OBSTETRIC HEAMORRHAGE

 Obstetric Haemorrhage is the leading cause of maternal morbidity and mortality worldwide. It is defined as excessive bleeding during pregnancy, childbirth, or the postpartum period. It is difficult to quantify the volume of blood loss. Still, most references suggest excessive bleeding of more than 500 ml after a vaginal delivery and more than 1000 ml after a caesarean section is significant. It also depends on how the mother has been optimized during the antenatal period to cope with bleeding. Anemia in pregnancy can on its own predispose pregnant women to postpartum haemorrhage.
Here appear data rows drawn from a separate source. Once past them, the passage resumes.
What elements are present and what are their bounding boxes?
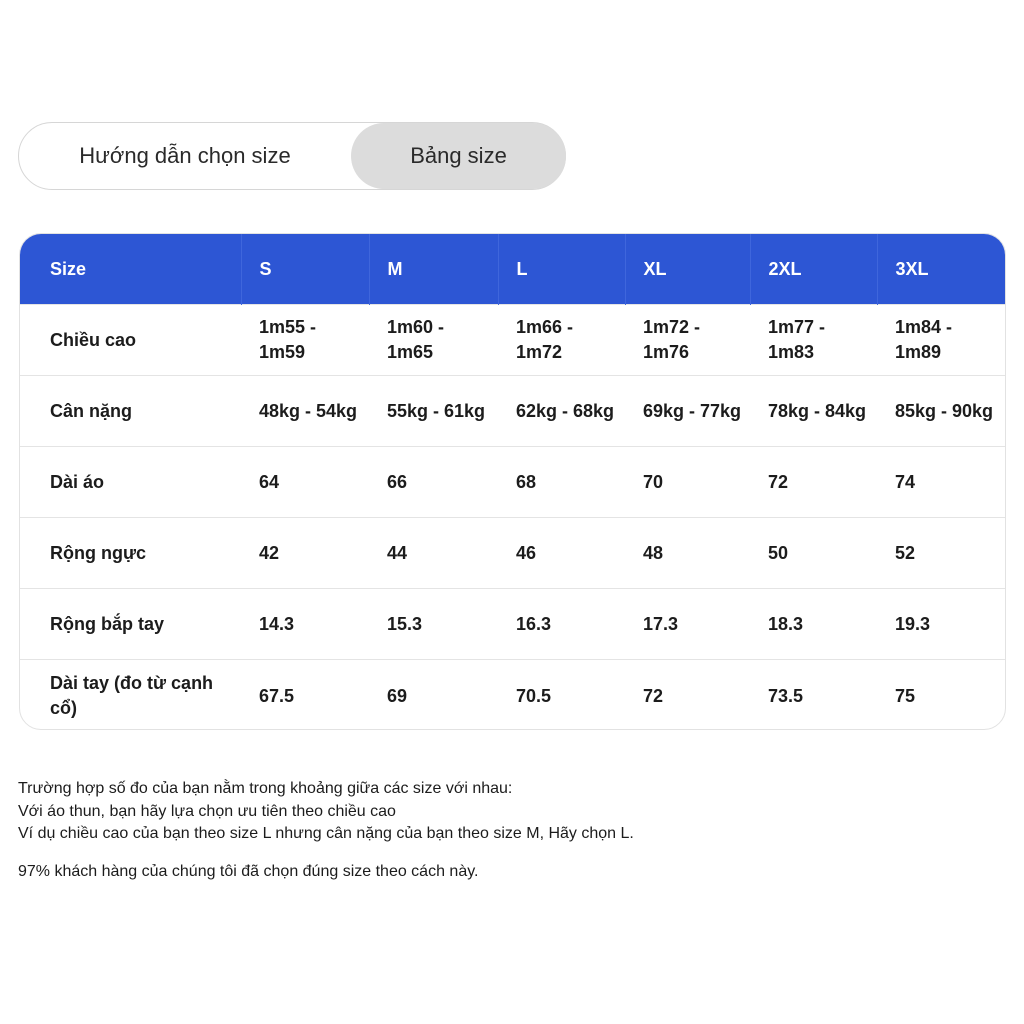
table-cell: 48kg - 54kg (241, 376, 369, 447)
header-cell: Size (20, 234, 241, 305)
table-row (20, 376, 1006, 447)
table-cell: 74 (877, 447, 1006, 518)
row-label: Dài áo (20, 447, 241, 518)
size-table (20, 234, 1006, 730)
table-cell: 46 (498, 518, 625, 589)
table-cell: 18.3 (750, 589, 877, 660)
header-cell: L (498, 234, 625, 305)
table-cell: 42 (241, 518, 369, 589)
table-cell: 73.5 (750, 660, 877, 731)
note-line: Trường hợp số đo của bạn nằm trong khoảng giữa các size với nhau: (18, 780, 513, 797)
table-cell: 16.3 (498, 589, 625, 660)
table-cell: 67.5 (241, 660, 369, 731)
table-header-row (20, 234, 1006, 305)
header-cell: S (241, 234, 369, 305)
table-cell: 69 (369, 660, 498, 731)
size-tabs (18, 122, 566, 190)
table-cell: 55kg - 61kg (369, 376, 498, 447)
row-label: Dài tay (đo từ cạnh cổ) (20, 660, 241, 731)
table-cell: 72 (750, 447, 877, 518)
note-summary: 97% khách hàng của chúng tôi đã chọn đúng size theo cách này. (18, 862, 479, 880)
row-label: Chiều cao (20, 305, 241, 376)
table-row (20, 589, 1006, 660)
table-cell: 70.5 (498, 660, 625, 731)
table-cell: 64 (241, 447, 369, 518)
table-cell: 15.3 (369, 589, 498, 660)
row-label: Rộng bắp tay (20, 589, 241, 660)
header-cell: 2XL (750, 234, 877, 305)
row-label: Cân nặng (20, 376, 241, 447)
table-cell: 1m66 - 1m72 (498, 305, 625, 376)
table-cell: 52 (877, 518, 1006, 589)
table-cell: 68 (498, 447, 625, 518)
table-row (20, 518, 1006, 589)
tab-size-table[interactable]: Bảng size (351, 123, 566, 189)
table-cell: 75 (877, 660, 1006, 731)
table-cell: 70 (625, 447, 750, 518)
table-cell: 85kg - 90kg (877, 376, 1006, 447)
table-cell: 1m55 - 1m59 (241, 305, 369, 376)
table-row (20, 447, 1006, 518)
header-cell: 3XL (895, 258, 929, 279)
table-cell: 1m60 - 1m65 (369, 305, 498, 376)
note-line: Ví dụ chiều cao của bạn theo size L nhưng cân nặng của bạn theo size M, Hãy chọn L. (18, 825, 634, 842)
table-cell: 78kg - 84kg (750, 376, 877, 447)
table-cell: 1m72 - 1m76 (625, 305, 750, 376)
table-cell: 44 (369, 518, 498, 589)
row-label: Rộng ngực (20, 518, 241, 589)
table-row (20, 660, 1006, 731)
tab-size-guide[interactable]: Hướng dẫn chọn size (79, 143, 291, 168)
table-cell: 14.3 (241, 589, 369, 660)
header-cell: M (369, 234, 498, 305)
table-cell: 69kg - 77kg (625, 376, 750, 447)
size-table-container (19, 233, 1006, 730)
table-cell: 48 (625, 518, 750, 589)
table-cell: 62kg - 68kg (498, 376, 625, 447)
table-cell: 72 (625, 660, 750, 731)
size-notes (18, 778, 918, 883)
table-row (20, 305, 1006, 376)
table-cell: 17.3 (625, 589, 750, 660)
table-cell: 1m84 - 1m89 (877, 305, 1006, 376)
table-cell: 50 (750, 518, 877, 589)
note-line: Với áo thun, bạn hãy lựa chọn ưu tiên theo chiều cao (18, 802, 396, 820)
table-cell: 19.3 (877, 589, 1006, 660)
table-cell: 66 (369, 447, 498, 518)
table-cell: 1m77 - 1m83 (750, 305, 877, 376)
header-cell: XL (625, 234, 750, 305)
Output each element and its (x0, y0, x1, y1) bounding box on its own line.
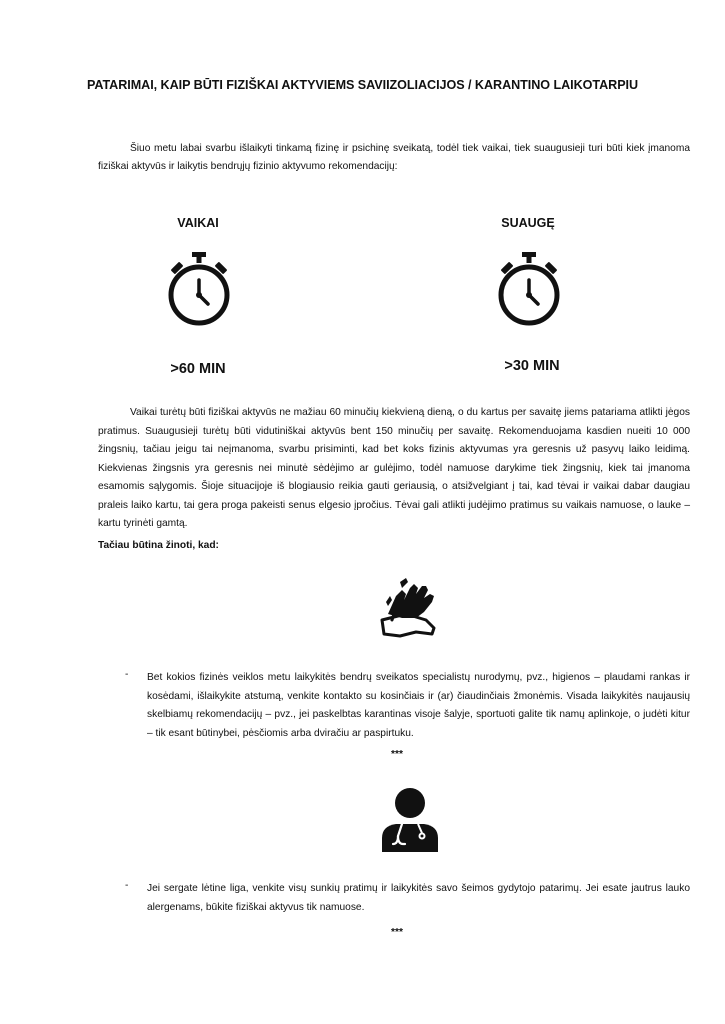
washing-hands-icon (376, 574, 440, 646)
intro-paragraph: Šiuo metu labai svarbu išlaikyti tinkamą fizinę ir psichinę sveikatą, todėl tiek vaikai, tiek suaugusieji turi būti kiek įmanoma fiziškai aktyvūs ir laikytis bendrųjų fizinio aktyvumo rekomendacijų: (98, 143, 690, 172)
adults-label: SUAUGĘ (501, 216, 555, 230)
page-title: PATARIMAI, KAIP BŪTI FIZIŠKAI AKTYVIEMS SAVIIZOLIACIJOS / KARANTINO LAIKOTARPIU (86, 78, 639, 92)
adults-time: >30 MIN (504, 358, 560, 374)
stopwatch-icon (165, 250, 233, 326)
bullet-text-hygiene: Bet kokios fizinės veiklos metu laikykitės bendrų sveikatos specialistų nurodymų, pvz., higienos – plaudami rankas ir kosėdami, išlaikykite atstumą, venkite kontakto su kosinčiais ir (ar) čiaudinčiais žmonėmis. Visada laikykitės naujausių skelbiamų rekomendacijų – pvz., jei paskelbtas karantinas visoje šalyje, sportuoti galite tik namų aplinkoje, o judėti kitur – tik esant būtinybei, pėsčiomis arba dviračiu ar paspirtuku. (147, 672, 690, 739)
doctor-icon (378, 786, 442, 854)
bullet-text-chronic-illness: Jei sergate lėtine liga, venkite visų sunkių pratimų ir laikykitės savo šeimos gydytojo patarimų. Jei esate jautrus lauko alergenams, būkite fiziškai aktyvus tik namuose. (147, 883, 690, 913)
body-paragraph: Vaikai turėtų būti fiziškai aktyvūs ne mažiau 60 minučių kiekvieną dieną, o du kartus per savaitę jiems patariama atlikti jėgos pratimus. Suaugusieji turėtų būti vidutiniškai aktyvūs bent 150 minučių per savaitę. Rekomenduojama kasdien nueiti 10 000 žingsnių, tačiau jeigu tai neįmanoma, svarbu prisiminti, kad bet koks fizinis aktyvumas yra geresnis už pasyvų laiko leidimą. Kiekvienas žingsnis yra geresnis nei minutė sėdėjimo ar gulėjimo, todėl namuose darykime tiek žingsnių, kiek tai įmanoma esamomis sąlygomis. Šioje situacijoje iš blogiausio reikia gauti geriausią, o atsižvelgiant į tai, kad tėvai ir vaikai dabar daugiau praleis laiko kartu, tai gera proga pakeisti senus elgesio įpročius. Tėvai gali atlikti judėjimo pratimus su vaikais namuose, o lauke – kartu tyrinėti gamtą. (98, 407, 690, 529)
bullet-dash: - (125, 880, 129, 891)
note-heading: Tačiau būtina žinoti, kad: (98, 540, 219, 551)
bullet-dash: - (125, 669, 129, 680)
stopwatch-icon (495, 250, 563, 326)
separator-stars: *** (391, 749, 403, 760)
children-time: >60 MIN (170, 361, 226, 377)
separator-stars: *** (391, 927, 403, 938)
children-label: VAIKAI (177, 216, 219, 230)
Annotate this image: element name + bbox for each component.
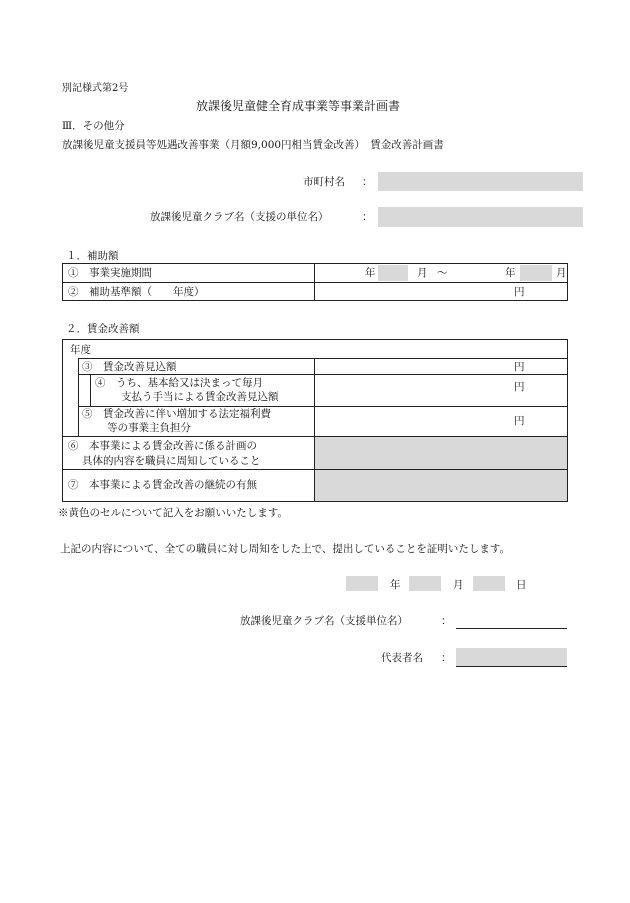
municipality-input[interactable] <box>378 172 583 191</box>
date-year-input[interactable] <box>346 576 378 591</box>
municipality-colon: ： <box>362 176 373 188</box>
period-month-start: 月 <box>417 267 428 279</box>
date-month-input[interactable] <box>409 576 441 591</box>
welfare-cost-unit: 円 <box>514 415 525 427</box>
club-name-label: 放課後児童クラブ名（支援の単位名） <box>150 211 329 223</box>
base-salary-label-1: ④ うち、基本給又は決まって毎月 <box>95 377 263 389</box>
signature-club-label: 放課後児童クラブ名（支援単位名） <box>240 615 408 627</box>
continuation-field[interactable] <box>315 470 567 501</box>
period-label: ① 事業実施期間 <box>68 267 152 279</box>
welfare-cost-label-2: 等の事業主負担分 <box>107 422 191 434</box>
notification-label-1: ⑥ 本事業による賃金改善に係る計画の <box>68 440 257 452</box>
continuation-label: ⑦ 本事業による賃金改善の継続の有無 <box>68 479 257 491</box>
date-month-label: 月 <box>453 579 464 591</box>
base-salary-unit: 円 <box>514 381 525 393</box>
representative-input[interactable] <box>456 648 567 667</box>
date-day-label: 日 <box>516 579 527 591</box>
wage-improvement-unit: 円 <box>514 361 525 373</box>
period-tilde: ～ <box>437 267 448 279</box>
fiscal-year-label: 年度 <box>70 344 91 356</box>
signature-club-line[interactable] <box>456 614 567 629</box>
standard-amount-label: ② 補助基準額（ 年度） <box>68 286 205 298</box>
certification-text: 上記の内容について、全ての職員に対し周知をした上で、提出していることを証明いたします。 <box>60 543 511 555</box>
welfare-cost-label-1: ⑤ 賃金改善に伴い増加する法定福利費 <box>82 408 271 420</box>
club-name-colon: ： <box>362 211 373 223</box>
section-label: Ⅲ．その他分 <box>62 120 125 132</box>
period-year-end: 年 <box>505 267 516 279</box>
document-title: 放課後児童健全育成事業等事業計画書 <box>196 99 401 113</box>
section1-heading: １．補助額 <box>66 250 119 262</box>
municipality-label: 市町村名 <box>303 176 345 188</box>
date-day-input[interactable] <box>473 576 505 591</box>
period-month-input[interactable] <box>520 265 552 281</box>
base-salary-label-2: 支払う手当による賃金改善見込額 <box>121 391 279 403</box>
wage-improvement-label: ③ 賃金改善見込額 <box>82 361 177 373</box>
form-number: 別記様式第2号 <box>62 83 129 94</box>
period-year-start: 年 <box>365 267 376 279</box>
period-year-input[interactable] <box>378 265 408 281</box>
section2-heading: ２．賃金改善額 <box>66 323 140 335</box>
standard-amount-unit: 円 <box>514 286 525 298</box>
representative-colon: ： <box>441 652 452 664</box>
signature-club-colon: ： <box>441 615 452 627</box>
document-subtitle: 放課後児童支援員等処遇改善事業（月額9,000円相当賃金改善） 賃金改善計画書 <box>62 139 444 151</box>
notification-field[interactable] <box>315 437 567 469</box>
date-year-label: 年 <box>390 579 401 591</box>
input-note: ※黄色のセルについて記入をお願いいたします。 <box>58 507 288 519</box>
representative-label: 代表者名 <box>381 652 423 664</box>
notification-label-2: 具体的内容を職員に周知していること <box>82 455 261 467</box>
club-name-input[interactable] <box>378 207 583 227</box>
period-month-end: 月 <box>556 267 567 279</box>
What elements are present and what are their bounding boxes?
We have made good progress in terms of training staff concerning the acute management of haemorrhage, maternal resuscitation, and the use of uterotonic agents. We believe that in the twenty-first century, we should not lose any woman with obstetric haemorrhage. Most of us know the tragic story of Mumtaz Mahal in 1631 who gave birth to her fourteenth child. Shah Jahan was devastated by her death and decided to build a magnificent mausoleum in her memory which is named the Taj Mahal in Agra, India. It took 22 years to be completed, and it is considered one of the seven wonders of the modern world. It is a testament to Shah Jahan's and Mumtaz Mahal's eternal love.

In the modern world, we have easy access to birth control. Most births occur in a level of health care facility. In our regional hospital, we still struggle to have access to a blood bank after 4pm, which is not ideal considering it is a mother-and-child hospital with about 1000 births per month. The other day we prioritized an elective caesarean section with a known placenta praevia to be done first thing in the morning while the senior doctors are on duty and the blood bank is available. We started the case with 2 units of blood in theatre and we also had the senior anesthetic consultant available. The fetal medicine unit had not found any ultrasound evidence of the anterior and low-lying placenta being morbidly adherent to the uterus. Intraoperatively the placenta was morbidly adherent and we had an obstetric haemorrhage and proceeded with a caesarean hysterectomy! The mom ended up in the ICU with a massive transfusion.

We try our best every day to decrease the incidence of obstetric haemorrhage and the morbidity and mortality that comes with it. A morbidly adherent placenta or a placenta accrete spectrum is on the rise due to a rise in caesarean section rate. We hope with recent advances in antenatal imaging we will be able to identify such cases and manage them appropriately in a tertiary-level hospital with experienced surgeons and, an anesthesiology team.